La carpeta llevaba una leyenda mecanografiada que decía: «DeVries, John Piet; 6-11-14.» La abrí. Cuando vi la serie de fotos policiales sujetas con grapas a la primera página, mis manos empezaron a temblar y mi mente se encogió y saltó al mismo tiempo. Tenía ante mis ojos el rostro de Michael Harris. Cada curva, cada plano y cada ángulo eran idénticos. Era más que un parecido de familia; se trataba de un parecido paterno-filial. Johnny era el padre de Michael, sin duda, pero ¿quién era la madre? No podía haber sido Marcella, era imposible. Con manos temblorosas pasé la primera hoja y sufrí un doble shock: cuando John DeVries había sido detenido por asalto y agresión en 1946, había indicado a Maggie Cadwallader, de Waukesha, Wisconsin, como familiar más cercano.

Dejé la carpeta y, de pronto, me di cuenta de que me faltaba el aire. Floyd Lutz ya había corrido al dispensador y en aquel instante me arrojaba agua a la cara con un vaso de papel.

—¿Underhill? —decía—. ¿Underhill? ¿Que carajo le sucede? ¿Underhill?

Salí del trance. Me sentí como un loco a quien hubiera devuelto la razón alguna visita divina.

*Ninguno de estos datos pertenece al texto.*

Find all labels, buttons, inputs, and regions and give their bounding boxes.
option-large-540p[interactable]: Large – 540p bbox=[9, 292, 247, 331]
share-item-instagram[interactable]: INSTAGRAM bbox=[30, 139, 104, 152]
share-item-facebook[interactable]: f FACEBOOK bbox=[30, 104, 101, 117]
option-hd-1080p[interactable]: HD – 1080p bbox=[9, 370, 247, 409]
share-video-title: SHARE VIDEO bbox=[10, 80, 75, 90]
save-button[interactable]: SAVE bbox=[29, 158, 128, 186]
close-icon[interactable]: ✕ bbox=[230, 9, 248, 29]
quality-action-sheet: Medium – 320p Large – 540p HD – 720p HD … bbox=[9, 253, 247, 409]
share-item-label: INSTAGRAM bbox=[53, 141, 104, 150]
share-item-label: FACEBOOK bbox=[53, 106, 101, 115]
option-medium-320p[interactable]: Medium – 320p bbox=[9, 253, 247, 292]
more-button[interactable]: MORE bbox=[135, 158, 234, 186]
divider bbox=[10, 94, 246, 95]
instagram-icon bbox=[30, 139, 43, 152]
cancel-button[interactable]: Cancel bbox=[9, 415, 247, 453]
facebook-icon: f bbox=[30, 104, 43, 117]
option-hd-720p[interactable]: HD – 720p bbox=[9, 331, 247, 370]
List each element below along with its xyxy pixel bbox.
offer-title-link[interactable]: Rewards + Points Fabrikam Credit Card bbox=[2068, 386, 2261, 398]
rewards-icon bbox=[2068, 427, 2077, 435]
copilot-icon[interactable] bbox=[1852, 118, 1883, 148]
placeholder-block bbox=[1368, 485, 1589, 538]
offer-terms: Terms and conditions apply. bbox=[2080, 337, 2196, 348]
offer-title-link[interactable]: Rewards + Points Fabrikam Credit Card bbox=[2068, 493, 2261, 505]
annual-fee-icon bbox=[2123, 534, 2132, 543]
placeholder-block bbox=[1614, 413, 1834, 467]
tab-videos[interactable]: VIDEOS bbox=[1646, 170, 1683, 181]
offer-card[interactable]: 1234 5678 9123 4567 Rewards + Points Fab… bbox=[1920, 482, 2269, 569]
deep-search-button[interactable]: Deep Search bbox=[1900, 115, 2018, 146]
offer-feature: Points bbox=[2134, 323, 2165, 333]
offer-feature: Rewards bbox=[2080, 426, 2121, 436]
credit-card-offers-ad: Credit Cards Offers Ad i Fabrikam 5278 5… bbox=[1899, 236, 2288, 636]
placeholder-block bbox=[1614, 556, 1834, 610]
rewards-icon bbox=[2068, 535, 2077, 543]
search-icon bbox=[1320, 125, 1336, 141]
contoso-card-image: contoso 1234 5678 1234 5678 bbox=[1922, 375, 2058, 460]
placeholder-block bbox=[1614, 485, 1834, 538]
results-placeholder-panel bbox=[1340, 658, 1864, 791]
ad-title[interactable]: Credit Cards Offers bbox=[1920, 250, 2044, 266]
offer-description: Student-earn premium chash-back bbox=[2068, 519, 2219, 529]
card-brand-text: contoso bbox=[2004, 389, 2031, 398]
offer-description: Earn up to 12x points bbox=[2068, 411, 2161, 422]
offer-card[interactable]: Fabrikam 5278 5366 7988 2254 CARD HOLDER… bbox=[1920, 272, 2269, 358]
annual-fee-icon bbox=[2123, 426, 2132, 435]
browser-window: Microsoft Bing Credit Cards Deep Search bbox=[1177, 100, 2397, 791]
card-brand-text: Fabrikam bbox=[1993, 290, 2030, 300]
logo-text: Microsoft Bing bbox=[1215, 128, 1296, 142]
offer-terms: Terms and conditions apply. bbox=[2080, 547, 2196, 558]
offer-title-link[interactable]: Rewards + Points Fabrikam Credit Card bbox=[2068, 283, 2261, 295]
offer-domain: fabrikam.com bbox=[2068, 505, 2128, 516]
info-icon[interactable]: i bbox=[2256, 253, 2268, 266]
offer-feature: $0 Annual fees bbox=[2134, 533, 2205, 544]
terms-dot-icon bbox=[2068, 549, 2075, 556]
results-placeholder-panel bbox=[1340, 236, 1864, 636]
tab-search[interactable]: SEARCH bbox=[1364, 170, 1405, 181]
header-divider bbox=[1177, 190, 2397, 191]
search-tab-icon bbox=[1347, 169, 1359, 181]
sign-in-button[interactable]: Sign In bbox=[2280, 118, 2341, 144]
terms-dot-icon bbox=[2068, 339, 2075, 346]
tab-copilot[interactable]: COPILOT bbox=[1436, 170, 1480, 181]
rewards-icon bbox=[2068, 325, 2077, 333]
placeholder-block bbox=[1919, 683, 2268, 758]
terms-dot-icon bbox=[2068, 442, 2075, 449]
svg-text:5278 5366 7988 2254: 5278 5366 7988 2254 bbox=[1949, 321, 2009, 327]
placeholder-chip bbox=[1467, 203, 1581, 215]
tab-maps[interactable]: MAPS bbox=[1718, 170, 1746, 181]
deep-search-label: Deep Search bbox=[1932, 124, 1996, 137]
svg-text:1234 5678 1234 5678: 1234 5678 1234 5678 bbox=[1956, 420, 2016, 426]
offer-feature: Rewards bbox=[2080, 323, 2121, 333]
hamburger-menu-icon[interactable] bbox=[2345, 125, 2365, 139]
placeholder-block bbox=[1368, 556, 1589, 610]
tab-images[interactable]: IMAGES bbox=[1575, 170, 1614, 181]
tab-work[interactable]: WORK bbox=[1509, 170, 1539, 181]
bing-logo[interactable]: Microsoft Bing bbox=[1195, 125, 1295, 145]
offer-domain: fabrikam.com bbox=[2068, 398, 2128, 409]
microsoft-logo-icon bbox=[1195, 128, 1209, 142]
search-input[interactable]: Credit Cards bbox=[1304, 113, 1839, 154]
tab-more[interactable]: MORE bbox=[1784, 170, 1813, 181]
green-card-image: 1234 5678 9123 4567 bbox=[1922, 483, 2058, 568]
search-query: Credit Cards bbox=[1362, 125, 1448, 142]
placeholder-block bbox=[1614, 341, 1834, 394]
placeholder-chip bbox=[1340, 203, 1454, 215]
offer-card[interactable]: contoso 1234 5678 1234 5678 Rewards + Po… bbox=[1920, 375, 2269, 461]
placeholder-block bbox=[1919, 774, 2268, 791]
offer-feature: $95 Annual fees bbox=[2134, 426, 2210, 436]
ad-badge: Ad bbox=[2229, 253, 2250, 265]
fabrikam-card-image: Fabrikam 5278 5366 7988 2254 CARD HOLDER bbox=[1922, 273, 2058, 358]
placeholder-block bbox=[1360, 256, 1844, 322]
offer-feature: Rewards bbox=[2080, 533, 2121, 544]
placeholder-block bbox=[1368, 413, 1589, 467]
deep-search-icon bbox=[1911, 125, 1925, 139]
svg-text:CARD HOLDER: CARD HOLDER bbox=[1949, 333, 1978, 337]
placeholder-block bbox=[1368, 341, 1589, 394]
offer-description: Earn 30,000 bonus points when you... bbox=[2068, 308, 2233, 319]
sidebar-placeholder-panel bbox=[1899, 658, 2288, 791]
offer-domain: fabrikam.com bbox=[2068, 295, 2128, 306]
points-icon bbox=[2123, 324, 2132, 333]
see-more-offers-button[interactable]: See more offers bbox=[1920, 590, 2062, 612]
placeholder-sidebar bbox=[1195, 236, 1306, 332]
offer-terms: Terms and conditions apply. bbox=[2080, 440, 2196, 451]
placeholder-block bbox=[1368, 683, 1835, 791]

Como alguien que viera la realidad por primera vez.

Me obligué a hablar con calma.

—Estoy bien. Ese tipo, DeVries, me ha recordado a alguien que conocí de pequeño. Eso es todo.

—¿Trata de ocultarme algo, Underhill? Amigo, da la impresión de que acabase de volver de Marte.

—¡Ja, ja!

Mi risa sonó falsa incluso a mis oídos y, para evitar más preguntas, repasé los antecedentes de John DeVries: montones y montones de detenciones por ebriedad, por asalto y agresión, por robos menores y por invasión de la propiedad privada y una decena de encarcelamientos de treinta y cuarenta y cinco días en la cárcel del condado de Milwaukee, pero ningún delito de sangre. No había más menciones a Maggie Cadwallader y ninguna a Marcella, ni a hijos.

Cuando terminé levanté la mirada y vi que Walt Kraus me observaba.

—He tocado varias teclas y he dado con lo que usted quería —me informó—. El robo fue un asunto grande; sucedió en un portaaviones con destino al Pacífico. Cuarenta kilos de morfina, suficiente para suministrar a todos los barcos-hospital de la flota y más. Tres enlaces de la Marina lo custodiaban. Alguien les administró algo y perdieron el conocimiento. El robo se produjo a las tres de la mañana. La enfermería fue saqueada. El hecho no se hizo público porque los jefazos de la Marina consiguieron ocultarlo. Las sospechas recayeron sobre DeVries, su hermana y dos tipos más; todos ellos estaban asignados a los suministros farmacéuticos, pero tenían coartadas sólidas. Fueron interrogados repetidas veces, encarcelados como testigos materiales y, finalmente, puestos en libertad. Nunca consiguieron recuperar la droga. Ellos…

—¿Cómo se llamaban los otros dos sospechosos? —lo interrumpí.

Kraus consultó unos papeles que tenía en las manos.

—Los auxiliares de farmacia Lawrence Brubaker y Edward Engels. Underhill, ¿qué demonios le sucede?

Me puse en pie y Kraus, Lutz y el resto de la sala de brigada formaron un remolino ante mis ojos.

—¿Underhill? —dijo Lutz mientras empezaba a marcharme—. ¡Underhill!

—Llamen a Will Berglund —creo que respondí.

No sé cómo, salí de la comisaría y me encontré bajo el intenso sol de Milwaukee. Cada coche y cada transeúnte de la calle, cada fragmento de escena por el que pasaba, cada inundación del paisaje urbano de ladrillo rojo típico del Medio Oeste, me resultó tan asombroso e increíble como la primera visión de la vida para un bebé al asomar la cabeza fuera del útero.